Мне он с самого начала не нравился. Никогда он мне не нравился. Мальчишеское эстетство, наверное. Слишком был похож на хряка. Такой очень энергичный, самоуверенный, шумный хряк. Достал всех кукурузой своей, окриками хамскими, чехардой в хозяйстве, в управлении. Когда его сняли — точно помню, просто стон облегчения пронесся в эфире, стратосфере и ноосфере! Но успел Хрущев совершить и еще одно зло. В 1954 году.

Видно, к России Никита Сергеевич относился как к надоевшей жене. А к Украине — как к любимой зазнобе. И потому вырвал Крым из уха России — словно золотую серьгу! — и швырнул в растопыренный фартук гарной полюбовницы.

В ту пору «шалость» волюнтариста особо и не заметили. Теперь же стало ясно: любое действие правителя имеет последствия. Правда, приходится дожидаться, когда действие — нос к носу — сойдется во времени со своим последствием. Мы с Крымом дождались.

Бендер и Зевс

Жили на одной лестничной площадке дворовый кот Бендер и аристократ в двести семнадцатом поколении дог Зевс. Кот Бендер по характеру был настоящим хунвейбином, местным беспредельщиком. Его лютой ненавистью ненавидели все. А больше всех — коты. Оба уха у Бендера были отгрызены наполовину, не было левого глаза, и он прихрамывал. Расплата за весенние безумства, в которых Бендер нагло доминировал не только в своем дворе, но и в трех примыкающих переулках.

Что касается соседа Бендера дога Зевса, то тут дела обстояли совсем наоборот. Статный, как арабский скакун, Зевс лоснился вороной мастью от свежайшей ежедневной мясной вырезки и косметического ухода, чем никак не могла похвастаться его хозяйка, которая к тому же явно недоедала.

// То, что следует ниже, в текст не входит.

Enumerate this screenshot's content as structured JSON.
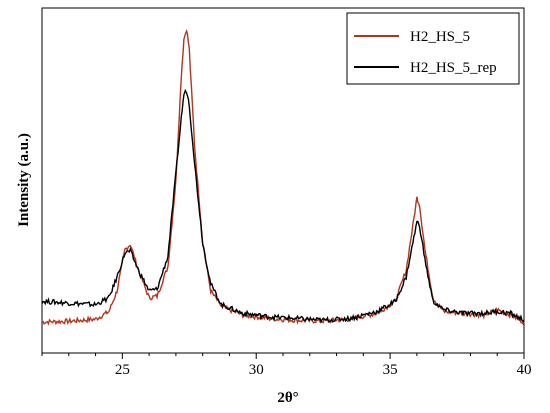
{
  "chart_data": {
    "type": "line",
    "title": "",
    "xlabel": "2θ°",
    "ylabel": "Intensity (a.u.)",
    "xlim": [
      22,
      40
    ],
    "ylim": [
      0,
      100
    ],
    "xticks": [
      25,
      30,
      35,
      40
    ],
    "xtick_labels": [
      "25",
      "30",
      "35",
      "40"
    ],
    "y_tick_labels": false,
    "grid": false,
    "legend_position": "top-right",
    "series": [
      {
        "name": "H2_HS_5",
        "color": "#b5341c",
        "points": [
          [
            22.0,
            9.0
          ],
          [
            23.0,
            9.2
          ],
          [
            24.0,
            9.8
          ],
          [
            24.5,
            12.0
          ],
          [
            24.8,
            18.0
          ],
          [
            25.1,
            30.0
          ],
          [
            25.3,
            31.5
          ],
          [
            25.6,
            24.0
          ],
          [
            26.0,
            16.0
          ],
          [
            26.3,
            16.5
          ],
          [
            26.7,
            25.0
          ],
          [
            27.0,
            50.0
          ],
          [
            27.2,
            80.0
          ],
          [
            27.3,
            91.0
          ],
          [
            27.4,
            94.0
          ],
          [
            27.5,
            88.0
          ],
          [
            27.7,
            60.0
          ],
          [
            28.0,
            32.0
          ],
          [
            28.3,
            18.0
          ],
          [
            28.7,
            13.5
          ],
          [
            29.5,
            11.0
          ],
          [
            30.5,
            10.0
          ],
          [
            31.5,
            9.5
          ],
          [
            32.5,
            9.3
          ],
          [
            33.5,
            9.8
          ],
          [
            34.5,
            11.5
          ],
          [
            35.2,
            15.0
          ],
          [
            35.6,
            24.0
          ],
          [
            35.85,
            37.0
          ],
          [
            36.0,
            45.0
          ],
          [
            36.1,
            43.0
          ],
          [
            36.3,
            30.0
          ],
          [
            36.6,
            16.0
          ],
          [
            37.0,
            12.0
          ],
          [
            37.8,
            11.5
          ],
          [
            38.5,
            11.0
          ],
          [
            39.0,
            12.5
          ],
          [
            39.5,
            11.0
          ],
          [
            40.0,
            9.0
          ]
        ]
      },
      {
        "name": "H2_HS_5_rep",
        "color": "#000000",
        "points": [
          [
            22.0,
            15.0
          ],
          [
            23.0,
            14.5
          ],
          [
            24.0,
            14.0
          ],
          [
            24.5,
            16.0
          ],
          [
            24.8,
            22.0
          ],
          [
            25.1,
            29.0
          ],
          [
            25.3,
            29.5
          ],
          [
            25.6,
            24.0
          ],
          [
            26.0,
            18.0
          ],
          [
            26.3,
            18.5
          ],
          [
            26.7,
            28.0
          ],
          [
            27.0,
            52.0
          ],
          [
            27.2,
            68.0
          ],
          [
            27.3,
            75.0
          ],
          [
            27.4,
            76.0
          ],
          [
            27.5,
            72.0
          ],
          [
            27.7,
            55.0
          ],
          [
            28.0,
            32.0
          ],
          [
            28.3,
            20.0
          ],
          [
            28.7,
            14.0
          ],
          [
            29.5,
            11.5
          ],
          [
            30.5,
            10.5
          ],
          [
            31.5,
            10.0
          ],
          [
            32.5,
            9.5
          ],
          [
            33.5,
            10.0
          ],
          [
            34.5,
            12.0
          ],
          [
            35.2,
            15.0
          ],
          [
            35.6,
            22.0
          ],
          [
            35.85,
            32.0
          ],
          [
            36.0,
            38.0
          ],
          [
            36.1,
            37.0
          ],
          [
            36.3,
            27.0
          ],
          [
            36.6,
            15.0
          ],
          [
            37.0,
            12.5
          ],
          [
            37.8,
            11.5
          ],
          [
            38.5,
            11.5
          ],
          [
            39.0,
            12.0
          ],
          [
            39.5,
            11.5
          ],
          [
            40.0,
            9.5
          ]
        ]
      }
    ]
  }
}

Соседи, а точнее соседки, пытались сделать все, чтобы встреча Бендера и Зевса с кошачьего глаза на глаз собачий не состоялась никогда — следует отдать им за это должное. Но жизнь, как известно, изобретательнее любого из нас.

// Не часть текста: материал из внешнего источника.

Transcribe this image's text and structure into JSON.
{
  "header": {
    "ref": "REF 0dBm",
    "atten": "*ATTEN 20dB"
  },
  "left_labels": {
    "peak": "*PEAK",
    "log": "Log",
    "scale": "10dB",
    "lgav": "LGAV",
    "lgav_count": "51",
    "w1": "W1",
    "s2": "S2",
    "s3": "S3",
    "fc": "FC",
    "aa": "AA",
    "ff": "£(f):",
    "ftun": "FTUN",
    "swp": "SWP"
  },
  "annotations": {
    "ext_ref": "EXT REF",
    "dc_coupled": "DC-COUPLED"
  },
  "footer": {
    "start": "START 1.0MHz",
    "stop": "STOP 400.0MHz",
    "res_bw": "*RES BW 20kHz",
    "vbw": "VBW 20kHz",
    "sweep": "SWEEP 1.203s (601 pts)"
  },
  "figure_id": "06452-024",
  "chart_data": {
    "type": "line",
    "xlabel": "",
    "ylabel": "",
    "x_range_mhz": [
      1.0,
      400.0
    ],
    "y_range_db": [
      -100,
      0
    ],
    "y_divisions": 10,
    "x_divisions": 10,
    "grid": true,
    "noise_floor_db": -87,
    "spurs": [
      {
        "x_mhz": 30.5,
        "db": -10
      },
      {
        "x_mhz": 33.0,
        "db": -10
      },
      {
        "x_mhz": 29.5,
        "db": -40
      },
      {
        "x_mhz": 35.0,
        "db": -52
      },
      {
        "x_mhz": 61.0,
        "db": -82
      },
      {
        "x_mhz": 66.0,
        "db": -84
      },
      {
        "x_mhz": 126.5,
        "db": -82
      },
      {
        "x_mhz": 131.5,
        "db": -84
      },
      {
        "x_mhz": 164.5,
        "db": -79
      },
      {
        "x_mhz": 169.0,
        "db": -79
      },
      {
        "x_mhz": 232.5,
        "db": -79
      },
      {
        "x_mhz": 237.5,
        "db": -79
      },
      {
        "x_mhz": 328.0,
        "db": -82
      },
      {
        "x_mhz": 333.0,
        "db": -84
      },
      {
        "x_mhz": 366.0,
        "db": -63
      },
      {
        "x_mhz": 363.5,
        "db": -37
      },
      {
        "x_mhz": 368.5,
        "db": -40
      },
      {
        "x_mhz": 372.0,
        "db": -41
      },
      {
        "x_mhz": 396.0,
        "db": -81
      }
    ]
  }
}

Пришел день, все-таки наступил этот день, когда Бендер и Зевс встретились один на один. Хозяйка дога на минуту вернулась в квартиру за забытым портмоне, не успев пристегнуть к ошейнику Зевса карабин. Вот в этот самый момент перед собакой и возник во всей своей неотразимой красе Бендер.

Дог давно представлял эту встречу, и он знал, что никогда не оскорбит свою пасть кошачьей презренной кровью. Зевс знал, что одного удара его лапы вполне достаточно, следовало лишь настичь кота и ударить.

Огромный и мощный пес в один бросок достал бы своими чудовищными клыками Бендера и перекусил его пополам. Но аристократ Зевс не стал менять заранее намеченный план. И потому Бендер успел взлететь на самый верх обитой дерматином двери, безумно сверкая единственным глазом, а Зевс, встав под ним во весь свой исполинский рост, занес лапу, чтобы смахнуть омерзительную кошачью тварь.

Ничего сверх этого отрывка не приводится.